BOZEMAN, Mont. — On Wednesday, the ACLU of Montana and other plaintiffs in a lawsuit challenging new state law Senate Bill 280, filed a motion asking a District Court judge to clarify his ruling temporarily blocking the measure from being enforced.
SB 280 would require people present documentation of gender confirmation surgery in order to change the gender marker on their birth certificate.
“Our purpose in filing the motion to clarify is to give the court the opportunity to erase any possible confusion that the (Montana Department Public Health and Human Services) may have,” said Akilah Lane, staff attorney with the Montana ACLU.
This comes after the DPHHS issued a temporary emergency rule, aiming to clarify when changes to birth certificates are allowed, but the ACLU says the rule bans transgender people from being able to update their birth certificates entirely.
“It's really causing the precise injury that the preliminary injunction sought to prevent,” Lane said. “So it's painful.”
DPHHS disagrees -- they say the rule does obey the court order. They claim the court’s decision left them in an “ambiguous and uncertain situation.”
The judge’s ruling ordered DPHHS return to the “status quo,” which the court said is a 2017 administrative rule allowing people to change their birth certificates through an online form.
After SB 280 passed last year, the health department removed the form from their website. DPHHS claims they can’t return to the “status quo,” because that system no longer exists.
“The court did not issue a mandatory injunction directing the department to re-implement the 2017 rule,” DPHHS wrote in the emergency rule. “Accordingly, there is currently no non-enjoined regulatory mechanism by which the department can accept and process birth certificate sex identification amendment applications.”
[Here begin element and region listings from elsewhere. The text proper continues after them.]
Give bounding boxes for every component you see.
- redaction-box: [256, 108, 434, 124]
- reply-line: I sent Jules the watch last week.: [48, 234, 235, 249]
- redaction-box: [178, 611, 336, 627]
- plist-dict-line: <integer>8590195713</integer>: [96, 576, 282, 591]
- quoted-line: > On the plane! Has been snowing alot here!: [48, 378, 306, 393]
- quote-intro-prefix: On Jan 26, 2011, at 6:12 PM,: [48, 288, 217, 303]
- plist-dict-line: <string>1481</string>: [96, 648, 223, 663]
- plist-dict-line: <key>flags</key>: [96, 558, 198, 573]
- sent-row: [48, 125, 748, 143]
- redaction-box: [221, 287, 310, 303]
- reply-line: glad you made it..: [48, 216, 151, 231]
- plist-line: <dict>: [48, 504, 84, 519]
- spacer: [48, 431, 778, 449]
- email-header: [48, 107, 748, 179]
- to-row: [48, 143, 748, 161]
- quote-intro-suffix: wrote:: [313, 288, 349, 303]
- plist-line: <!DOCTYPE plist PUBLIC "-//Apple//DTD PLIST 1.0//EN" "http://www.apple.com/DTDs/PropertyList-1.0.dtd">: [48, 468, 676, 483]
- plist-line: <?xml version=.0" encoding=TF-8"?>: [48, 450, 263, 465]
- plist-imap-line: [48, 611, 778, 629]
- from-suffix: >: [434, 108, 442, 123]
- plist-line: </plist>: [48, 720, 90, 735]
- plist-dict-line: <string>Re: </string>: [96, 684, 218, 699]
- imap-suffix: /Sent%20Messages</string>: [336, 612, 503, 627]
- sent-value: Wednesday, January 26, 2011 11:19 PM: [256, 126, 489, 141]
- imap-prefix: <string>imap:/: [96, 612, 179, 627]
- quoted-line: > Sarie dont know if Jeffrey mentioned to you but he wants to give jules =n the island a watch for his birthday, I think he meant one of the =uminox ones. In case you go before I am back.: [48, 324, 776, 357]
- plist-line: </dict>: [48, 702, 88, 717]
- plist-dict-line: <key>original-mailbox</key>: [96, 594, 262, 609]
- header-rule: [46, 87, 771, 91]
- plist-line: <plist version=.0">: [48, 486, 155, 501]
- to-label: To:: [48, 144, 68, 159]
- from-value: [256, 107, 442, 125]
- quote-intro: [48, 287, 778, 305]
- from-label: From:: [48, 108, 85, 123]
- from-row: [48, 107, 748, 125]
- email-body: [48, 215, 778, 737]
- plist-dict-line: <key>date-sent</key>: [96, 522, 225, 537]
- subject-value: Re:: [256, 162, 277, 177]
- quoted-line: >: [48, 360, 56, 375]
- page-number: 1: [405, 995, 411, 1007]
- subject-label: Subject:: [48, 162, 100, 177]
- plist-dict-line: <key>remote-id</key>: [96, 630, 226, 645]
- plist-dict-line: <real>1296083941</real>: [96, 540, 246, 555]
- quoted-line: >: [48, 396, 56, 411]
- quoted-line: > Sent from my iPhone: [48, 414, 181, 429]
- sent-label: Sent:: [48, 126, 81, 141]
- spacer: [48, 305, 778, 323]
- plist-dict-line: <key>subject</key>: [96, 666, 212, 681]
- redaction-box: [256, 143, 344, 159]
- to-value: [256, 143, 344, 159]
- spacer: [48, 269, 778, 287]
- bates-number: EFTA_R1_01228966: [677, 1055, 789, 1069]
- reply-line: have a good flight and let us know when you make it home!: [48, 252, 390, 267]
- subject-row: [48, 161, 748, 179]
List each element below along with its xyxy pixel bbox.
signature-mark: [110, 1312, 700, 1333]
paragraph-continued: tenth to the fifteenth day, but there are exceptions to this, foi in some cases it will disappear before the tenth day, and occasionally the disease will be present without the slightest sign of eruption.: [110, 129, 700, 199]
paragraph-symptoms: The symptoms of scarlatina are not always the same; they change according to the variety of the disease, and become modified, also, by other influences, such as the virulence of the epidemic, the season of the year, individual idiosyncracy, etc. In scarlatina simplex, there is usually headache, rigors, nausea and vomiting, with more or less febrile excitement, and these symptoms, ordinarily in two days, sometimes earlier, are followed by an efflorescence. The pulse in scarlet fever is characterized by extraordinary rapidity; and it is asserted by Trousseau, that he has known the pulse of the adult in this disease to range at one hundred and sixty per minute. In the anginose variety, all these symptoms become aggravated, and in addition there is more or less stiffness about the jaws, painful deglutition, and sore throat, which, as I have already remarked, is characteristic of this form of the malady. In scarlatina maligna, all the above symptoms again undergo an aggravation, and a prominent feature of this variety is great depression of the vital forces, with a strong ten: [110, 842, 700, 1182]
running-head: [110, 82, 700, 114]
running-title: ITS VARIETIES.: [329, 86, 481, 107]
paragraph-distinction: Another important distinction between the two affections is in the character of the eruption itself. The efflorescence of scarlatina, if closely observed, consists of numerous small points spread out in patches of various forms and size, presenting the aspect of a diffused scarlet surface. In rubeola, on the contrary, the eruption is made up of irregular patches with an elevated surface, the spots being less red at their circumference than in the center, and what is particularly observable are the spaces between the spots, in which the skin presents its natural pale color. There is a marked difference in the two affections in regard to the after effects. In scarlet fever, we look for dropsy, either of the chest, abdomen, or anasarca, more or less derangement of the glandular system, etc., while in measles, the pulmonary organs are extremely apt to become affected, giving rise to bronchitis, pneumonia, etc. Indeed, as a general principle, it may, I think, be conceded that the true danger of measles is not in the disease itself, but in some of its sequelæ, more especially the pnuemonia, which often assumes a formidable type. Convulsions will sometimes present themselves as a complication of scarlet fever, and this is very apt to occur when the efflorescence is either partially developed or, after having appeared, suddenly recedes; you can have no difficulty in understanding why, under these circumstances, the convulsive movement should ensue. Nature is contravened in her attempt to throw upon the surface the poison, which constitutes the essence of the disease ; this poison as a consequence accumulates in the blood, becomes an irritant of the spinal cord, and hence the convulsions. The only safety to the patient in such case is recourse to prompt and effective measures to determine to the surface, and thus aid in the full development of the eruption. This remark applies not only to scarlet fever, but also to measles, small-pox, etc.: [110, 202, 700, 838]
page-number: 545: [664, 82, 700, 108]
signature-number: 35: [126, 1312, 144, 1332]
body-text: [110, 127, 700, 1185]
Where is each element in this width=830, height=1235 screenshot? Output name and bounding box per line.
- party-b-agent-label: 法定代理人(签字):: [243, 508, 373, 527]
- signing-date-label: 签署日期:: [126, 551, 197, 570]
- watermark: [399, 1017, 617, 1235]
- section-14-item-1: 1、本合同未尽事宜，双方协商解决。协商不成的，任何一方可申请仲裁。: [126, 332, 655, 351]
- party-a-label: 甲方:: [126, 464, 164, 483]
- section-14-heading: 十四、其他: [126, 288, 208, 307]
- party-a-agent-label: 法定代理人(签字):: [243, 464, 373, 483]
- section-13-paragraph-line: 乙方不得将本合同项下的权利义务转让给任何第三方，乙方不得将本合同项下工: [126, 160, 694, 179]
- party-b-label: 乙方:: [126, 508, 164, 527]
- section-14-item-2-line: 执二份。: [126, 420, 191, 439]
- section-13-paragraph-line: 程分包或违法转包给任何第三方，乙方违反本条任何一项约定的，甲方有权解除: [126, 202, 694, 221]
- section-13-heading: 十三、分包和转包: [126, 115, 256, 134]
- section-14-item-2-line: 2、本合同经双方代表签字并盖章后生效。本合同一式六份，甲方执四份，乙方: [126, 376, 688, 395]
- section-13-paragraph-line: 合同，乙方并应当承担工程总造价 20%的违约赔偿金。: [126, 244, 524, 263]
The new emergency rule only allows changing a birth certificate in instances of misidentification or clerical errors. It does not permit changing a birth certificate based on gender transition, identity, or change of gender.
“It feels like beyond a step back,” said Lane. “It makes it more and more apparent, the animosity and discrimination that the department feels for transgender individuals.”
Several Democratic state lawmakers on the interim committee overseeing the health department also spoke out against the emergency rule. They sent a letter asking DPHHS to immediately rescind the rule, calling it “unlawful.”
They say the emergency rule was adopted without an actual emergency, depriving citizens of their right to participate in the rule-making process.
“It is patently obvious that no such imminent peril could exist,” the letter stated. “Waiting until court action concludes can easily be done and would not result in any imminent danger to public health, safety, or welfare.”
NBC Montana reached out to the health department for comment, but a spokesperson didn’t answer our questions.
The Montana ACLU says now they just have to wait and see how the court responds.